A blog that probes the mind's dark secrets

Strategy Games and Serial Killers

Some predators hone their mental skills with games of ruse and calculation.

I have played chess with a serial killer. It was interesting to watch how his moves mimicked how he'd hunted victims. When he had the advantage, he gloated, and when he captured one of my pieces, he was “taking blood.” He liked to suggest strategies and he focused on winning, which sometimes undermined him. (That's also how he got caught.)

This got me to thinking about other serial killers who were known to engage in games that honed their mental strategies. Reportedly, Ted Bundy was a good chess teacher, or so a girl who'd once dated him recalled. He was patient, she said, but he insisted that she think carefully before touching a piece, because the game could be won or lost by a single careless move. (He should know.)

Dennis "BTK" Rader plays several chess games at once in his solitary cell and hopes to become a master.

Quite interesting is the “Bitsevsky Maniac,” a chess playing serial killer in Moscow. Arrested in 2006, Alexander Pichushkin, 32, was reportedly close to his goal of committing a murder for each of the 64 squares on a chessboard. He was convicted of 49, which enraged him, because he claimed 62 and he’d wanted to beat the record of another Russian serial killer.

Pichushkin often targeted the elderly. Often he’d dump them into a sewer pit. In an interview, he described his killing career as a “perpetual orgasm.”

Pedophile and killer Michel Fourniret was tried in France after confessing to the murder of nine women and girls over fourteen years (and suspected in as many more). One reporter described him as "... a man who likes to play mind games with investigators" and as a "keen chess player."

Fourniret, a member of a chess club, has taught several people to play, including two young girls who lived near him. One news story stated that he was allowed to have a "chess computer" in his cell when he was incarcerated in Belgium.
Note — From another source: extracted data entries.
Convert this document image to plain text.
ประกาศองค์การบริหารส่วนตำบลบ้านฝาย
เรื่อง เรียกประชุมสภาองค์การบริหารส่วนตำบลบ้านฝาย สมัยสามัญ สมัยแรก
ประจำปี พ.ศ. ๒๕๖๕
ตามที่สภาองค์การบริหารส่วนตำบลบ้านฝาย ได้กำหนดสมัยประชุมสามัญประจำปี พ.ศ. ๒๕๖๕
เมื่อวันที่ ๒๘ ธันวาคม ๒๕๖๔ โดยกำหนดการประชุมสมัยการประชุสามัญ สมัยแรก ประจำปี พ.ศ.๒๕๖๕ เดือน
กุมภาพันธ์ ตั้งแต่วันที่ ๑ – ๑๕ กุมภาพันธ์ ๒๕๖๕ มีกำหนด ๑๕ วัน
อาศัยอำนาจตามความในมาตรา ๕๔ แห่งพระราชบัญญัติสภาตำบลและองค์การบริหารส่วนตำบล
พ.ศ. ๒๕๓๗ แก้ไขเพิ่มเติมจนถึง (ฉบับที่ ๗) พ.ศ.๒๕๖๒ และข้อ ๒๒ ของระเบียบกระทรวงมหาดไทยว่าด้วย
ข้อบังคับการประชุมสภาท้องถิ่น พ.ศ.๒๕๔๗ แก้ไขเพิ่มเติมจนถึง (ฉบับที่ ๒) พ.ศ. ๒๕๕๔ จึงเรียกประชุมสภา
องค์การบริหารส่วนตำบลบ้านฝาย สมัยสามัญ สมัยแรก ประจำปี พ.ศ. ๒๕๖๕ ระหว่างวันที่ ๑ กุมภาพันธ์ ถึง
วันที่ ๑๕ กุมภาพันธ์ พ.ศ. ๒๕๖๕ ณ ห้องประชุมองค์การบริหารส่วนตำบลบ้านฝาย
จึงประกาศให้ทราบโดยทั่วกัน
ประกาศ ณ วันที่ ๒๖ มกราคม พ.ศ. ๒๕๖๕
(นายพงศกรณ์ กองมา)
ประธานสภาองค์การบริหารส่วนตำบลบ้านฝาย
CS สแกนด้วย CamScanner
Then there was the feature in Vanity Fair back in 1990 about four Death Row inmates at San Quentin State Prison in California who played a regular game of Bridge. They used cards they’d made themselves. Mark MacNamara wrote the piece.

Bridge is a partnership game requiring four players on two teams, and is reputedly difficult to master. The object is to win tricks for your side.

The Bridge players were: “Scorecard Killer” Randy Kraft, who was convicted of killing 16 men (but suspected of many more); William Bonin, the “Freeway Killer,” who was convicted of killing 14 young men (but confessed to 21); Doug Clark, one-half of the “Sunset Strip Killers” team, who was convicted of 6 murders of prostitutes and hitchhikers; and Lawrence “pliers” Bittaker, the torture-killer of 5 (yes, torture with pliers). They met daily to sit around a metal card table for about four hours. Collectively, their suspected murders totaled over 100.

They didn’t much like one another, but they did like the game.

Bonin, MacNamara stated, was the least skilled and became the butt of jokes, especially from the nasty-tempered Clark. He took his cues from watching the others. Kraft, a former computer engineer, was the most accomplished. He focused on the cards and hated distraction. He’d been an avid player before going to prison and his reputation had preceded him. Supposedly, Bonin was awaiting him, to invite him into the game.

Amusingly, these men all had issues with control. It couldn't have been easy for any of them to rely on a partner – especially Clark, whose killing partner, Carol Bundy, had betrayed him.

Bonin has since been executed. I haven't heard if the game continues with someone new.

Katherine Ramsland, Ph.D., an expert on murder and other shadow themes, teaches forensic psychology and has published 46 books.